Chief Executive’s Message – Friday 3 February
February 3, 2023
This week I am concentrating on the very important task we have of constructing our Trust plan for the financial year 23/24. We have a clear strategy now as a Trust and three clear strategic objectives (Patients, People, Population). We also have increasingly clear ways of delivering those objectives. For example, the fundamentals of care framework launched last autumn, will help us to tackle the inconsistencies in the delivery of the basics and fundamentals of good inpatient, outpatient and community care. This will help us to achieve our patient objective of being good or outstanding in everything that we do. Similarly, our People Plan, recently adopted by the Trust Board, will tackle issues of team dynamics, recruitment, leadership and culture which we think will significantly improve our working environment and make us a more attractive proposition in a highly challenging workforce environment. Our population objective will be delivered through our place based partnerships and our work on regeneration and sustainability, which are focused on improving the life chances and healthy life expectancy of the people in our communities.

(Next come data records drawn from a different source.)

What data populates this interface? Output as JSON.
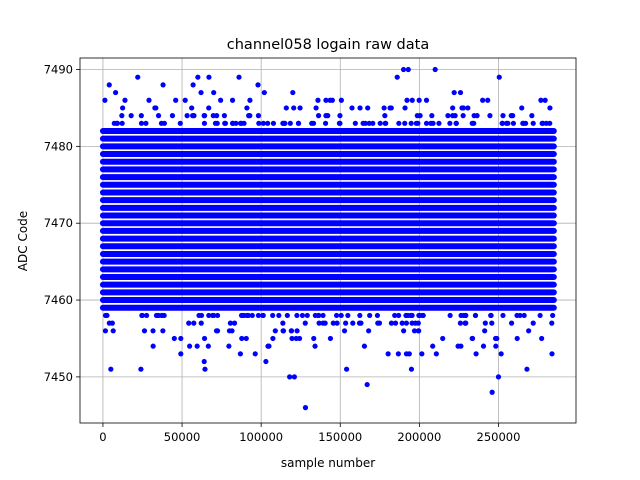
{
  "chart_data": {
    "type": "scatter",
    "title": "channel058 logain raw data",
    "xlabel": "sample number",
    "ylabel": "ADC Code",
    "xlim": [
      -14500,
      299000
    ],
    "ylim": [
      7444,
      7491.5
    ],
    "xticks": [
      0,
      50000,
      100000,
      150000,
      200000,
      250000
    ],
    "xtick_labels": [
      "0",
      "50000",
      "100000",
      "150000",
      "200000",
      "250000"
    ],
    "yticks": [
      7450,
      7460,
      7470,
      7480,
      7490
    ],
    "ytick_labels": [
      "7450",
      "7460",
      "7470",
      "7480",
      "7490"
    ],
    "grid": true,
    "legend": "none",
    "colors": {
      "marker": "#0000ff",
      "grid": "#b0b0b0",
      "axes": "#000000"
    },
    "series": [
      {
        "marker": "circle",
        "x_range": [
          0,
          285000
        ],
        "dense_band": [
          7457,
          7484
        ],
        "outliers": [
          [
            4000,
            7488
          ],
          [
            5000,
            7451
          ],
          [
            8000,
            7487
          ],
          [
            22000,
            7489
          ],
          [
            24000,
            7451
          ],
          [
            38000,
            7488
          ],
          [
            52000,
            7486
          ],
          [
            57000,
            7488
          ],
          [
            60000,
            7489
          ],
          [
            62000,
            7487
          ],
          [
            64000,
            7452
          ],
          [
            64500,
            7451
          ],
          [
            67000,
            7489
          ],
          [
            70000,
            7487
          ],
          [
            86000,
            7489
          ],
          [
            98000,
            7488
          ],
          [
            102000,
            7487
          ],
          [
            103000,
            7452
          ],
          [
            118000,
            7450
          ],
          [
            121000,
            7450
          ],
          [
            120000,
            7487
          ],
          [
            128000,
            7446
          ],
          [
            145000,
            7486
          ],
          [
            154000,
            7451
          ],
          [
            167000,
            7449
          ],
          [
            186000,
            7489
          ],
          [
            190000,
            7490
          ],
          [
            193000,
            7490
          ],
          [
            195000,
            7451
          ],
          [
            210000,
            7490
          ],
          [
            222000,
            7487
          ],
          [
            226000,
            7487
          ],
          [
            240000,
            7486
          ],
          [
            246000,
            7448
          ],
          [
            250000,
            7450
          ],
          [
            250500,
            7489
          ],
          [
            268000,
            7451
          ]
        ]
      }
    ]
  }
}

Our patient objective also has an element within it that focuses on good financial stewardship and use of resources. It is this element that we have been focusing on this week as a senior team, as we create the plan for our Trust for the next 12 months.
Our financial health is not very strong and I cannot dress that up or soften the blow of that reality. We have seen nearly 12 years of funding for the NHS and social care which is either below the rate of inflation, or a real terms reduction in our resource, because demographic change (demand) has outstripped the income we have received. Conversely, national expectations about how our services are more safely staffed and the cost implications of managing COVID have significantly increased our cost base and so now the Trust is facing a recurrent financial deficit for the first time in its history.
We are in the process of setting out the exact size of that deficit and also setting out how we are going to minimise it. The key actions that will reduce the size of that deficit are split between the Integrated Care Boards who commission our services and secondly, the actions we can take ourselves. I have long since maintained that it is our responsibility to “sweep our side of the street clean” and since COVID hit us, we have not demonstrably done that. We must now reverse that tide.
Our approaches to reducing the size of the deficit include:
- Securing the additional money on the recurrent basis from our commissioners that we need in order to safely and effectively deliver the benefits of the new Midland Metropolitan care model
- Securing the additional money on the recurrent basis from NHS England to pay for the capital charges of the Midland Met
- Improving our recruitment so that we rely on temporary staffing far less than we do at the moment and therefore reduce our increasingly high agency costs
- Deliver an elective care production plan which ensures that we treat more patients on elective pathways than we did in 2019/20 (108% of the 19/20 activity levels is required to secure additional income)
- Invest in quality improvement that will allow local leaders and team members to reduce waste in their departments and services, whilst maintaining or improving the quality of care we provide to our patients
- Taking a different approach to managing investment in clinical service developments, so that we only invest on the grounds of patient safety/risk or where we think there will be a clear financial return on that investment. This will necessarily mean some real disappointment for colleagues who may expect the Trust to be able to invest in improving their services. We will simply not have the money to be able to do that without the case for investment being scrutinised very heavily indeed.
I know this is quite a grim picture to paint but it is the reality. The “additional money” the government says it has provided the NHS still does not keep pace with changes in demand or demography and therefore what we are seeing is a scenario in which our income next year is likely to be less than that we received this year. Unless we take the action described above and do that together in a diligent and focused way, we will not be able to create the headroom to invest in the things we need to do. Clearly, we will seek to protect the Midland Met and its care model from this austerity but can only do so if our two Integrated Care Boards find the funds to support that. In last week’s Friday Message, I set out how we were trying to secure that income.